С водворением Житкова в моей комнате работать по-настоящему стало чрезвычайно трудно. Это был исключительно веселый, говорливый и абсолютно не желавший работать человек. Мне не было ясно, зачем, собственно, партия отправила его за границу. Он работал до того в ЦК ВКП(б), то есть в Центральном комитете Всесоюзной Коммунистической партии, имел две комнаты в бывшей Лоскутной гостинице, в самом центре Москвы. Не хочется мне на этих страницах распространяться обо всем известном и много раз описанном жилищном кризисе в Советской России вообще, а в Москве – в частности. Найти комнату в Москве считается большой удачей и стоит крупных денег, ибо надо прежде всего дать отступного, а затем платить рублей триста в месяц. Часто бывает, что в одной комнате живут две семьи. Потому легко себе представить, что за птица был Житков и какую роль он играл в ГПУ, если ему – одинокому – были предоставлены две комнаты и если платил он при этом всего-навсего 23 рубля 75 копеек в месяц.
До командировки его за границу Житков учился в Московском университете. Что он там делал – осталось, в сущности, невыясненным.
– Вы кончили университет?
– Еще бы не кончить! Конечно, кончил. Ведь я имею звание юриста. Конечно, сами знаете, что учиться эти годы не так-то было легко: работа в ЦК, разные партийные нагрузки, частые выезды в провинцию. Но ничего, я знаете, всегда с собой револьвер на экзамены брал. Как профессор начнет спрашивать что-нибудь, чего я не знаю, – я сейчас делаю вид, что за платком носовым в карман лезу, а потом, как бы невзначай, достану револьвер и положу на стол. И знаете, Тамара Владимировна, ни разу не сорвалось. Как посмотрит профессор на револьвер этот самый, так покраснеет, побелеет, да и говорит: «Давайте, товарищ Житков, вашу зачетную книжку». Ну и отметит, что экзамен сдан.
Я пробовала возражать.
– Но ведь если вы университет кончили, все вас считают очень знающим; но вдруг придется применить знания на деле, а вы и понятия по данному вопросу не имеете. Небось жалеете теперь, что так халатно относились?

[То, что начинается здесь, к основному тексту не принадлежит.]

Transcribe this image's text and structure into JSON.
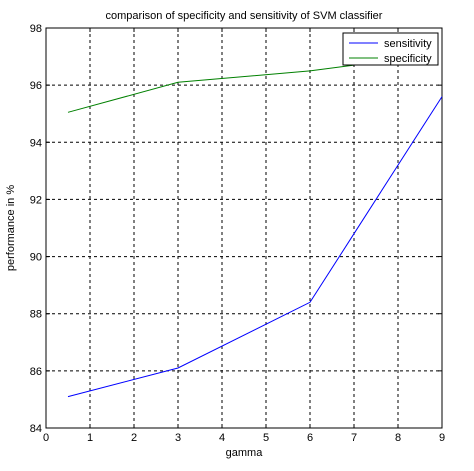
{
  "chart_data": {
    "type": "line",
    "title": "comparison of specificity and sensitivity of SVM classifier",
    "xlabel": "gamma",
    "ylabel": "performance in %",
    "xlim": [
      0,
      9
    ],
    "ylim": [
      84,
      98
    ],
    "xticks": [
      0,
      1,
      2,
      3,
      4,
      5,
      6,
      7,
      8,
      9
    ],
    "yticks": [
      84,
      86,
      88,
      90,
      92,
      94,
      96,
      98
    ],
    "grid": true,
    "legend_position": "top-right",
    "series": [
      {
        "name": "sensitivity",
        "color": "#0000ff",
        "x": [
          0.5,
          3,
          6,
          7,
          8,
          9
        ],
        "y": [
          85.1,
          86.1,
          88.4,
          90.8,
          93.2,
          95.6
        ]
      },
      {
        "name": "specificity",
        "color": "#008000",
        "x": [
          0.5,
          3,
          6,
          7
        ],
        "y": [
          95.05,
          96.1,
          96.5,
          96.7
        ]
      }
    ]
  }
}
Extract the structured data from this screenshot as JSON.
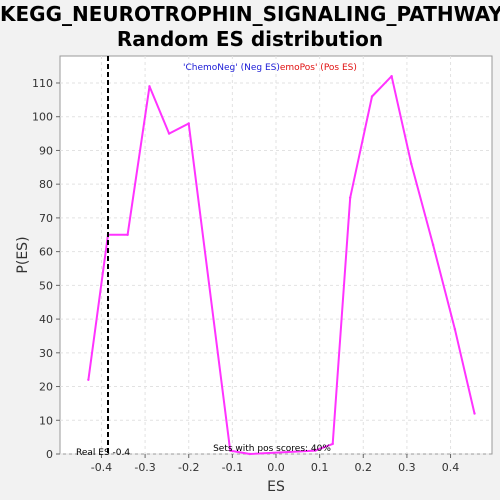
{
  "chart_data": {
    "type": "line",
    "title": "KEGG_NEUROTROPHIN_SIGNALING_PATHWAY:",
    "subtitle": "Random ES distribution",
    "xlabel": "ES",
    "ylabel": "P(ES)",
    "xlim": [
      -0.495,
      0.495
    ],
    "ylim": [
      0,
      118
    ],
    "xticks": [
      -0.4,
      -0.3,
      -0.2,
      -0.1,
      0.0,
      0.1,
      0.2,
      0.3,
      0.4
    ],
    "xtick_labels": [
      "-0.4",
      "-0.3",
      "-0.2",
      "-0.1",
      "0.0",
      "0.1",
      "0.2",
      "0.3",
      "0.4"
    ],
    "yticks": [
      0,
      10,
      20,
      30,
      40,
      50,
      60,
      70,
      80,
      90,
      100,
      110
    ],
    "ytick_labels": [
      "0",
      "10",
      "20",
      "30",
      "40",
      "50",
      "60",
      "70",
      "80",
      "90",
      "100",
      "110"
    ],
    "grid": true,
    "series": [
      {
        "color": "#ff33ff",
        "x": [
          -0.43,
          -0.385,
          -0.34,
          -0.29,
          -0.245,
          -0.2,
          -0.105,
          -0.06,
          0.09,
          0.13,
          0.17,
          0.22,
          0.265,
          0.31,
          0.36,
          0.41,
          0.455
        ],
        "y": [
          22,
          65,
          65,
          109,
          95,
          98,
          1,
          0,
          1,
          3,
          76,
          106,
          112,
          86,
          62,
          37,
          12
        ]
      }
    ],
    "real_es": {
      "x": -0.385,
      "label": "Real ES -0.4",
      "color": "#000000"
    },
    "legend": [
      {
        "text": "'ChemoNeg' (Neg ES)",
        "color": "#1a1ad6"
      },
      {
        "text": "emoPos' (Pos ES)",
        "color": "#e01010"
      }
    ],
    "annotation": "Sets with pos scores: 40%"
  }
}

– А чего жалеть-то? То, что мне надо, я отлично знаю. А сколько там дребедени преподают, что же, все так и надо учить, по-вашему?
Житков принадлежал к категории опасных коммунистов. Ибо имел располагающую внешность и обладал удивительной способностью быстро дружиться с людьми. Попервоначалу даже человек наблюдательный почти всегда в нем обманывался. Его можно свободно было принять за рубаху-парня, за добрейшей души человека. В самом начале революции он работал молодым парнишкой в качестве почтово-телеграфного чиновника на одной из захолустных железнодорожных приволжских станций. Когда он рассказывал об этом времени, мне, глядя на него, почему-то вспоминались слова из всем знакомой песни:
Бывало, шапку наденешь на затылок,
Пойдешь гулять ты в ночь, а поутру
Чубчик, чубчик, чубчик так и вьется,
Так и вьется чубчик по ветру.
У Житкова были русые волосы, серые, ласковые, немного лукавые глаза и широкая русская улыбка. Женщины перед ним так и таяли. Особенно немки. Постепенно, день за днем рассказывая мне во время службы всякие случаи из своей жизни, Житков, как бы между прочим, поведал мне о том, как он принимал участие в подавлении восстания в Поволжье. При этом тяжелая, кровавая сторона вопроса, моральные переживания – его совершенно не интересовали. Его натуре был не чужд романтизм, и было странно, как романтизм этот сочетался в нем с большой, почти бессознательной жестокостью.
– Девица там у меня была одна в селе, красавица, я вам скажу. Все на нее заглядывались. Глаза синие с поволокой, косы до колен, осанка, поступь, как у павы. И вот это рано на рассвете будят меня товарищи – тревога, оказывается, надо выступать на усмирение. Ну, я это в два счета оделся, шинель накинул, папаху – а красивая у меня, Тамара Владимировна, была папаха, с красным дном. Вскочил на коня, все товарищи вокруг тоже на конях. Только вспомнил – а как же краля-то моя останется, надо попрощаться. Ну, ребята, подождите минутку. Коня кругом, да галопом. Подъезжаю к ее домику, а она на крылечке стоит и руки ко мне простирает. Я это с коня прямо наклонился к ней, поцеловал ее в алые уста, шашкой махнул и айда – помчался. Она как вскрикнет, да в обморок.
– Ну а вы что же, подняли ее?
– Куды тебе! Я уже мчался с товарищами, и то уж смеяться начали…
– А потом вы ее видели?
– Нет, нас в другое село переправили, так мы туда и не вернулись.
– А восстание, что же, подавили?
– А как же – чтобы я, да не подавил!
В такие минуты в его обычно спокойных глазах вспыхивал какой-то странный жесткий огонек, и я начинала понимать, что не зря он имеет две комнаты в Лоскутной и не зря он был секретарем одного из отделов ЦК партии. Много крови, вероятно, пролил на своем веку. И какой крови, своей же крестьянской, русской…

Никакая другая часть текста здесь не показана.